El cuerpo se irá
primero. Las fuerzas descenderán hasta límites inasumibles de manera que ni los
brazos ni las piernas podrán ser movidos. Los párpados caerán como cuando
tienes mucho sueño, las pulsaciones se irán distanciando y los pulmones se
expandirán cada vez con mayor dificultad. Las ideas nos abandonarán, como si el
recuerdo saliese por una tubería, así, del tirón, como si se eliminasen porque
alguien superior ha tirado de la cisterna. No sólo el recuerdo de personas y
cosas, sino el recuerdo de hacer y decir, de hablar y pensar, de forma que en esos
últimos minutos previos, nuestras reflexiones estarán dirigidas por otros
parámetros distintos a los aprendidos. Quizá el instinto tomará de nuevo las
riendas, como ocurre cuando nacemos, pero aún conservaremos una forma
desconocida y a la vez conocida, de interactuar con nosotros mismos y nuestro
ambiente. Llegaremos preparados para ver el túnel, para introducirnos en él y
otear, si es que la hubiese, la luz al final del mismo. No tendremos miedo,
pues el miedo se habrá ido con el recuerdo por aquel desagüe por el que se verterá
toda nuestra experiencia vital.
Estaremos
tumbados en una cama, sin ver ni oír a la gente alrededor nuestra, pero percibiéndola,
sabiendo que continúan allí, sintiendo su presencia. Notaremos un reloj
interno, el reloj biológico, dando sus últimas pulsaciones, tic, tac, tic, tac.
Nos prepararemos, sin saberlo, para lo inevitable. El momento llegará,
divisaremos el túnel, andaremos por él, por aquel lugar completamente oscuro.
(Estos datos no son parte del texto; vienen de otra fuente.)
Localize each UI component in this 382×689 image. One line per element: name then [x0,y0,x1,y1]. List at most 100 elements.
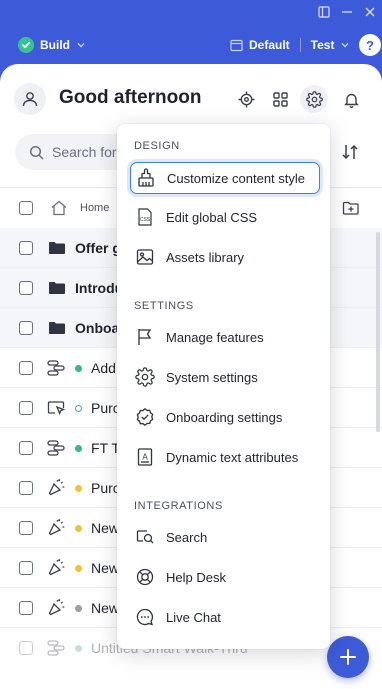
environment-label: Default [249,38,290,52]
menu-item-label: Live Chat [166,609,221,625]
menu-item-label: Help Desk [166,569,226,585]
shoutout-icon [46,598,66,618]
menu-item-help-desk[interactable]: Help Desk [130,561,320,593]
row-checkbox[interactable] [19,401,33,415]
avatar[interactable] [14,83,46,115]
badge-check-icon [136,407,154,427]
chat-bubble-icon [136,608,154,626]
row-label: Purc [91,400,120,416]
mode-label: Test [310,38,335,52]
menu-section-integrations: INTEGRATIONS [134,500,223,512]
gear-icon [305,90,323,108]
status-dot [75,605,82,612]
menu-item-assets-library[interactable]: Assets library [130,241,320,273]
menu-item-live-chat[interactable]: Live Chat [130,601,320,633]
home-icon[interactable] [50,199,68,217]
smart-walkthru-icon [46,638,66,658]
flag-icon [138,329,152,345]
dock-panel-icon[interactable] [316,4,332,20]
paint-roller-icon [138,168,154,187]
close-icon[interactable] [362,4,378,20]
top-bar: Build Default Test ? [0,0,382,64]
check-icon [18,37,34,53]
status-dot [75,565,82,572]
shoutout-icon [46,478,66,498]
row-checkbox[interactable] [19,561,33,575]
menu-item-label: Search [166,529,208,545]
folder-icon [48,240,66,256]
menu-item-search[interactable]: Search [130,521,320,553]
apps-button[interactable] [266,85,294,113]
user-icon [22,92,38,107]
row-checkbox[interactable] [19,241,33,255]
status-dot [75,525,82,532]
menu-item-customize-content-style[interactable]: Customize content style [130,162,320,194]
shoutout-icon [46,558,66,578]
menu-item-label: Dynamic text attributes [166,449,299,465]
divider [299,38,301,52]
minimize-icon[interactable] [339,4,355,20]
row-checkbox[interactable] [19,281,33,295]
status-dot [75,445,82,452]
row-label: Purc [91,480,120,496]
row-label: Onboa [75,320,120,336]
row-checkbox[interactable] [19,641,33,655]
svg-text:CSS: CSS [140,217,151,223]
help-button[interactable]: ? [359,34,381,56]
menu-item-system-settings[interactable]: System settings [130,361,320,393]
row-checkbox[interactable] [19,601,33,615]
status-dot [75,405,82,412]
row-checkbox[interactable] [19,481,33,495]
menu-item-manage-features[interactable]: Manage features [130,321,320,353]
menu-item-label: Manage features [166,329,264,345]
row-label: Offer g [75,240,121,256]
sort-icon[interactable] [340,142,360,162]
menu-item-label: Onboarding settings [166,409,283,425]
search-placeholder: Search for [52,144,117,160]
add-item-button[interactable] [327,636,369,678]
menu-item-dynamic-text-attributes[interactable]: A Dynamic text attributes [130,441,320,473]
menu-item-edit-global-css[interactable]: CSS Edit global CSS [130,201,320,233]
chevron-down-icon [341,43,349,48]
status-dot [75,365,82,372]
image-icon [136,249,154,265]
lifebuoy-icon [136,568,154,586]
build-label: Build [40,38,70,52]
smart-walkthru-icon [46,358,66,378]
row-checkbox[interactable] [19,321,33,335]
environment-selector[interactable]: Default Test [230,36,350,54]
page-title: Good afternoon [59,87,202,108]
row-label: New [91,560,120,576]
scrollbar[interactable] [376,232,380,432]
launcher-icon [46,398,66,418]
smart-walkthru-icon [46,438,66,458]
shoutout-icon [46,518,66,538]
menu-item-label: Assets library [166,249,245,265]
build-mode-dropdown[interactable]: Build [18,36,86,54]
text-attribute-icon: A [137,448,153,466]
row-checkbox[interactable] [19,441,33,455]
gear-icon [135,367,155,387]
status-dot [75,645,82,652]
grid-icon [272,91,288,107]
breadcrumb-home[interactable]: Home [80,202,109,214]
row-checkbox[interactable] [19,361,33,375]
folder-icon [48,320,66,336]
row-label: New [91,600,120,616]
row-checkbox[interactable] [19,521,33,535]
bell-icon [343,93,359,108]
row-label: Add [91,360,116,376]
row-label: Introdu [75,280,124,296]
menu-item-onboarding-settings[interactable]: Onboarding settings [130,401,320,433]
target-button[interactable] [232,85,260,113]
add-folder-icon[interactable] [342,200,360,216]
css-file-icon: CSS [138,208,152,226]
notifications-button[interactable] [337,85,365,113]
folder-icon [48,280,66,296]
row-label: FT T [91,440,121,456]
search-icon [29,145,44,160]
menu-item-label: Customize content style [167,170,306,186]
select-all-checkbox[interactable] [19,201,33,215]
menu-section-design: DESIGN [134,140,180,152]
settings-button[interactable] [300,85,328,113]
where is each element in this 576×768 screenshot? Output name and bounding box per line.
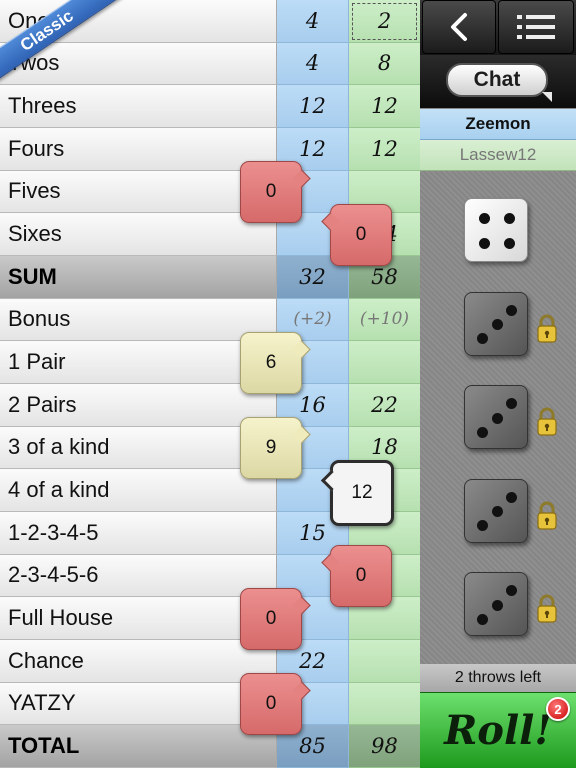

No podremos saber si estaremos realmente allí, no podremos comprobar científicamente
nuestra presencia, pues la oscuridad impedirá vernos, y tampoco podremos
oírnos, olernos, saborearnos ni se nos ocurriría tocarnos. Avanzaremos por un
largo camino, un camino extenuante y negro, hasta que al fin, en el horizonte,
al fondo, empezaremos a vislumbrar una luz que se irá haciendo más grande y comenzará
a inundarlo todo. Nos sorprenderemos de que al final fuese cierto que en los
últimos momentos se ve una luz al final del túnel, ¿quién habría vuelto de allí
para contarlo?
No seremos
conscientes de dar pasos, de estar en movimiento, pero realmente lo estaremos,
nos desplazaremos, pues la luz se hará cada vez más grande, aunque será un tipo
de acercamiento distinto, sin utilizar las piernas, como estando suspendido en
el aire, siendo arrastrados, atraídos quizás por la gravedad de aquella luz
cada vez más potente. Nuestras fuerzas nos habrán abandonado por completo, pero
aún seguiremos en pie. La luz acabará llenando todo el espacio en el que nos
encontraremos, una luz intensa, la más intensa que habremos visto jamás, una
luz que tampoco nos permitirá ver nuestro cuerpo, pues todo lo que podremos
percibir será blanco. Un blanco cegador. Un blanco ahogador. Y ese será nuestro
último recuerdo, el último concepto que ocupará nuestros pensamientos. Blanco.
En
ese momento una herramienta que habíamos tenido encerrada en nuestro cerebro,
en los límites de lo físico, tomará el control. La Imaginación se hará con los
mandos de nuestra nave, y podremos llevar a cabo todas nuestras ilusiones, nuestras
expectativas, nuestras utopías. Desaparecerán las leyes físicas, esas que nos
anclan al mundo real: la gravedad, la atracción de los cuerpos, la velocidad,
las teorías matemáticas, etc. Lo imposible dejará de existir, porque nosotros
escribiremos el guión de nuestra vida y nuestro entorno. Dos más dos podrán ser
cinco, tirar una manzana al aire podrá suponer que siga ascendiendo
eternamente, viajar a las estrellas será viable incluso andando. No existirá el
“no se puede”, nadie podrá sonreír con aires de superioridad y decir “eso es
imposible”, ninguna persona podrá decirte que dejes de pensar en algo
irrealizable, nadie te impedirá VOLAR. La Imaginación vencerá a todo, y solo entonces
podremos descubrir el verdadero significado de la Felicidad.